Designers can typically be hired on a job-by-job basis. Once your publications have settled on a preferred look and feel, you’ll want to make sure every designer follows the pattern. Branding effectively requires your look to stay uniform until you (not the designer) say so.

Nowadays, video is a major player when it comes to content. Consider adding a team member who is skilled with a camera and fluent with video editing software. Save video for those spots where it is most effective. You’ll dull its value if it’s used for everything.

5. Promoter

Having the best content in the world won’t matter unless and until someone engages with it. Your team needs an individual who is responsible for getting your content out into the world. A promoter helps you make connections with influencers and publishing platforms. The best will look for unique, nontraditional opportunities where your content will thrive.

Your promoter can also serve as manager of advertising, though larger teams are likely to split these roles. Competent ad managers not only know where to place ads and how much to spend, they also know how to gauge their effectiveness through objective data. This data might be the number of promotional codes accessed, website analytics, or survey responses. Anyone can spend ad money, but an effective manager knows how to calculate ROI.

6. Project Manager

All team members need to operate with some level of autonomy, especially creatives. Still, someone will need to keep a guiding hand on all the moving parts. A project manager will be aware of everything happening on a campaign and provide needed oversight to all team members.

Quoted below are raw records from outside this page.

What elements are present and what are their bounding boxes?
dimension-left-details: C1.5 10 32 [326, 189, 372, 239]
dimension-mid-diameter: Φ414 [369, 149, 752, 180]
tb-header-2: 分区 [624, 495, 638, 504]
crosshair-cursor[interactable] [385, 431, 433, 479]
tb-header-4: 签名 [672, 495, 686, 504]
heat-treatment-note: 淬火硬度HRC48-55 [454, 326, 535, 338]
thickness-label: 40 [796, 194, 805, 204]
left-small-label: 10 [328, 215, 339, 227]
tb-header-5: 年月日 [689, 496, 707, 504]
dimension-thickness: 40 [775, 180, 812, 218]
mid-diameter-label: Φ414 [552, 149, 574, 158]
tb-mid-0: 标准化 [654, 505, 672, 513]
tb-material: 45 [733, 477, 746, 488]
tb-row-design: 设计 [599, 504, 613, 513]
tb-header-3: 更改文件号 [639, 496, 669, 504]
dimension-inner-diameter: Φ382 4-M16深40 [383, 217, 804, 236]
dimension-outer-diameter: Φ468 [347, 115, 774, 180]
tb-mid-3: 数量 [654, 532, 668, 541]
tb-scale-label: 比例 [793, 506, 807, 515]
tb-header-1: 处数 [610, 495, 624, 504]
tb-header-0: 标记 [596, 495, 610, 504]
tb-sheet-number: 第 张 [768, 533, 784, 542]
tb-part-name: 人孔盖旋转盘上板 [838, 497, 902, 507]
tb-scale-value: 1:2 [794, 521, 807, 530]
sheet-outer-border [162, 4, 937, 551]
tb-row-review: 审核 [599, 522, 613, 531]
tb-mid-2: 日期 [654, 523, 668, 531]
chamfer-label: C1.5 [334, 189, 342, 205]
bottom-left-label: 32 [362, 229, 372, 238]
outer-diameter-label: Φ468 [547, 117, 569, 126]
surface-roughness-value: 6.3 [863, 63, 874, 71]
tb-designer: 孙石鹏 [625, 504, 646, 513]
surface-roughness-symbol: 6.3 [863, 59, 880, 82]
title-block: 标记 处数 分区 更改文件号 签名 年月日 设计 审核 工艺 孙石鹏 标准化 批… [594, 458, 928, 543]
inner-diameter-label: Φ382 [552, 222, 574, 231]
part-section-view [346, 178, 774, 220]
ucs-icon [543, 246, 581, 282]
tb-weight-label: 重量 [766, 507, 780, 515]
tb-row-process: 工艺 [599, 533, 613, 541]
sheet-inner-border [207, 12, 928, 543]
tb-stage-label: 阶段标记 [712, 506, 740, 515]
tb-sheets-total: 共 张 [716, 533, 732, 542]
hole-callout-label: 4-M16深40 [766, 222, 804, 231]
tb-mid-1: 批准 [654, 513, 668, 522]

Without effective project management, a team member could easily develop tunnel vision. A project manager makes sure that does not happen by providing specific tasks and manageable, agreed-upon deadlines. Make sure your PM comes prepackaged with diplomacy skills.

As your team evolves, you should feel free to revisit assigned roles and play to newly discovered strengths. You may even decide to merge a few roles for efficiency’s sake. 

When a sponsored content campaign winds down, be sure to schedule an informal after-action meeting with all of your team members. Solicit feedback and encourage them to be transparent with what they liked and disliked about the project. Use this information as your starting point for the next sponsored content you develop.